The Irish, like some others, have always understood the power of the word. Long before there was writing in Ireland, long before Patrick ever brought the Light of Christ or the skills of Brogan the scribe, the Irish were already stringing together words like the jewels of Indra's web. And all the way down to the 20th century, through famine and genocide and the Catholic church, they held onto the power of the word, and the pubs of Ireland were temples to the community that conversation created. It was only when the television invaded the pubs, washing out the warmth of the lamps with the cold glare of the TV tube, that conversation began to die in Ireland.
But there were a few outposts where it still lived--where thoughtful publicans or outraged patrons refused to have the "damned box" in the place--and many of them were in the old Irish enclaves: South Boston, Manhattan and the Bronx, and Chicago's West Side. On a good night, even if you came from the bastard race of the Sassenach and couldn't hold your own in the conversation, you could--like an appreciative punter at a pub session--sit on the edge of the light and soak up the beauty of that old, old mode of converse.
There's a great line in Robertson Davies's masterful The Lyre of Orpheus--about the ill-fated decision by a university DMA-composition candidate to try to complete an unfinished ETA Hoffman opera--in which the book's token Celt, a Welsh director, curses the blessing of the gift of gab: "And they all mistrust me, because I'm surrounded by literal-minded morlocks whose tongues are covered in burlap when mine is hinged with gold!".
I thought of that line when I read Cynthia Kouril's beautiful, heartfelt tribute to Frank McCourt, which she had the good grace to publish at Firedoglake prior to his decease. After a litany of the wonderful old Irish pubs of Manhattan--mostly different ones than I knew, because she's of the literati and I was hanging in the City's music bars--she reminisces about hearing McCourt holding forth after Mass. For the musicians, the weekend mode was to play all night at a house party or--less frequently, at a dance hall--after which they'd shave, change their collars, and go off to Mass, before coming home to a huge Sunday dinner and taking up the tunes again.

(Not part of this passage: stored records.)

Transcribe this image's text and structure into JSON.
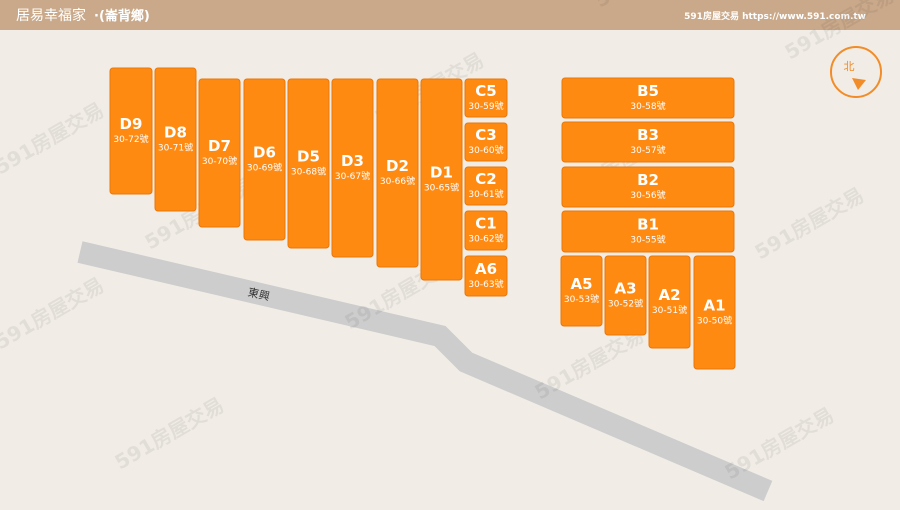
{
  "header": {
    "title": "居易幸福家",
    "location": "·(崙背鄉)",
    "brand": "591房屋交易 https://www.591.com.tw"
  },
  "compass": {
    "label": "北"
  },
  "road": {
    "label": "東興"
  },
  "watermark": "591房屋交易",
  "lots": [
    {
      "name": "D9",
      "number": "30-72號"
    },
    {
      "name": "D8",
      "number": "30-71號"
    },
    {
      "name": "D7",
      "number": "30-70號"
    },
    {
      "name": "D6",
      "number": "30-69號"
    },
    {
      "name": "D5",
      "number": "30-68號"
    },
    {
      "name": "D3",
      "number": "30-67號"
    },
    {
      "name": "D2",
      "number": "30-66號"
    },
    {
      "name": "D1",
      "number": "30-65號"
    },
    {
      "name": "C5",
      "number": "30-59號"
    },
    {
      "name": "C3",
      "number": "30-60號"
    },
    {
      "name": "C2",
      "number": "30-61號"
    },
    {
      "name": "C1",
      "number": "30-62號"
    },
    {
      "name": "A6",
      "number": "30-63號"
    },
    {
      "name": "B5",
      "number": "30-58號"
    },
    {
      "name": "B3",
      "number": "30-57號"
    },
    {
      "name": "B2",
      "number": "30-56號"
    },
    {
      "name": "B1",
      "number": "30-55號"
    },
    {
      "name": "A5",
      "number": "30-53號"
    },
    {
      "name": "A3",
      "number": "30-52號"
    },
    {
      "name": "A2",
      "number": "30-51號"
    },
    {
      "name": "A1",
      "number": "30-50號"
    }
  ]
}
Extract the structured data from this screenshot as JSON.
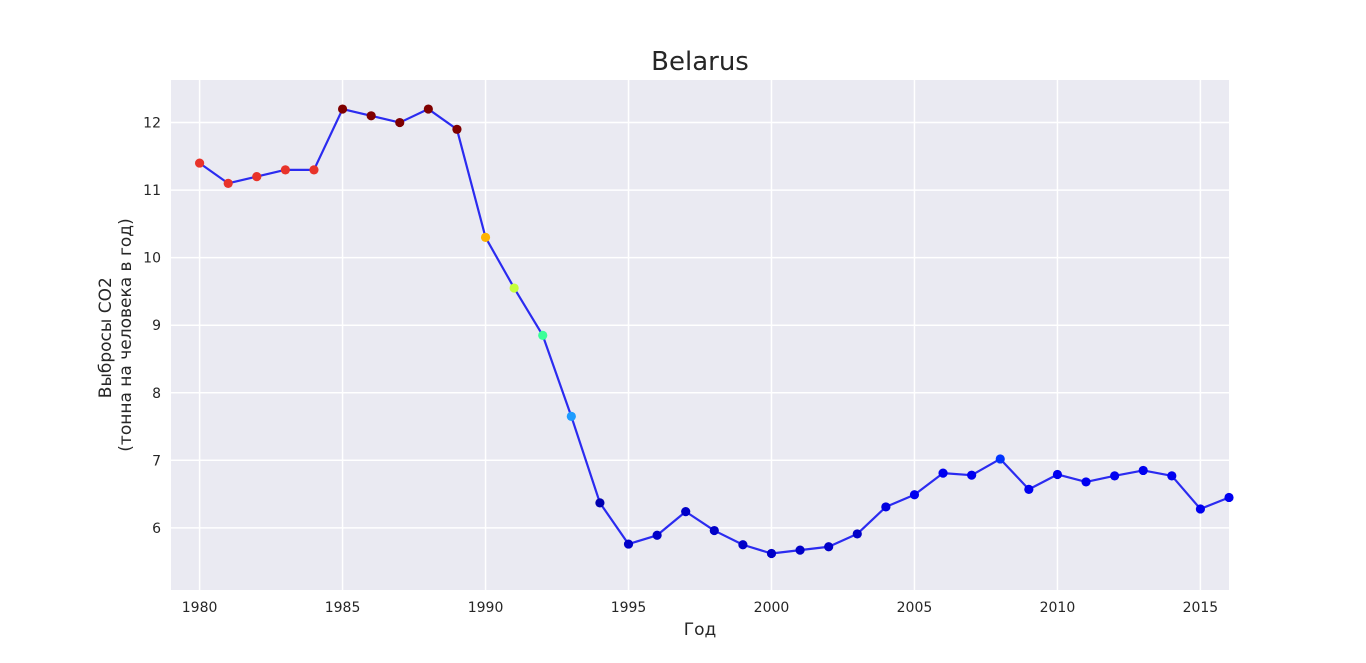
{
  "chart_data": {
    "type": "line",
    "title": "Belarus",
    "xlabel": "Год",
    "ylabel": [
      "Выбросы CO2",
      "(тонна на человека в год)"
    ],
    "xlim": [
      1979,
      2016
    ],
    "ylim": [
      5.08,
      12.63
    ],
    "xticks": [
      1980,
      1985,
      1990,
      1995,
      2000,
      2005,
      2010,
      2015
    ],
    "yticks": [
      6,
      7,
      8,
      9,
      10,
      11,
      12
    ],
    "grid": true,
    "line_color": "#2b2bf0",
    "background": "#eaeaf2",
    "series": [
      {
        "x": [
          1980,
          1981,
          1982,
          1983,
          1984,
          1985,
          1986,
          1987,
          1988,
          1989,
          1990,
          1991,
          1992,
          1993,
          1994,
          1995,
          1996,
          1997,
          1998,
          1999,
          2000,
          2001,
          2002,
          2003,
          2004,
          2005,
          2006,
          2007,
          2008,
          2009,
          2010,
          2011,
          2012,
          2013,
          2014,
          2015,
          2016
        ],
        "values": [
          11.4,
          11.1,
          11.2,
          11.3,
          11.3,
          12.2,
          12.1,
          12.0,
          12.2,
          11.9,
          10.3,
          9.55,
          8.85,
          7.65,
          6.37,
          5.76,
          5.89,
          6.24,
          5.96,
          5.75,
          5.62,
          5.67,
          5.72,
          5.91,
          6.31,
          6.49,
          6.81,
          6.78,
          7.02,
          6.57,
          6.79,
          6.68,
          6.77,
          6.85,
          6.77,
          6.28,
          6.45
        ],
        "point_colors": [
          "#e8332a",
          "#e8332a",
          "#e8332a",
          "#e8332a",
          "#e8332a",
          "#7f0000",
          "#7f0000",
          "#7f0000",
          "#7f0000",
          "#7f0000",
          "#ffb300",
          "#c6ff3c",
          "#3cff98",
          "#1e9cff",
          "#0000b0",
          "#0000c8",
          "#0000c8",
          "#0000c8",
          "#0000c8",
          "#0000c8",
          "#0000c8",
          "#0000c8",
          "#0000c8",
          "#0000c8",
          "#0000e0",
          "#0000f0",
          "#0000f0",
          "#0000f0",
          "#0033ff",
          "#0000f0",
          "#0000f0",
          "#0000f0",
          "#0000f0",
          "#0000f0",
          "#0000f0",
          "#0000f0",
          "#0000f0"
        ]
      }
    ]
  }
}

For the writers, it was the White Horse in the Village, upon which Dylan Thomas had bestowed a benediction in the '50s, where the idea of the Voice, the greatest newspaper in America, had been hatched, and in which Bob Zimmerman, Mailer, Jimmie Baldwin, Kerouac, Dick Farina, and Hunter Thompson had all congregated to try to touch a little of the ancient Druids' linguistic gold.
And it was there, by God--it was there.
Really, do read the whole thing, but the following is where I think Cindy really struck a little gold of her own:
I am so sad. I remember when he would hold forth at the White Horse Tavern in the Village. He had such an agile mind and strung words together like fine jewels. He was an artist and words were his palette. I remember one Sunday, going there for brunch with Margaret Breen, and it was our great good fortune to be there when “himself” was telling stories. I don’t think that either of us girls said a word, just ate our brown bread, eggs and tea and listened in awe.Go raibh mile math agait, Proinsias. Dia leat. Safe home.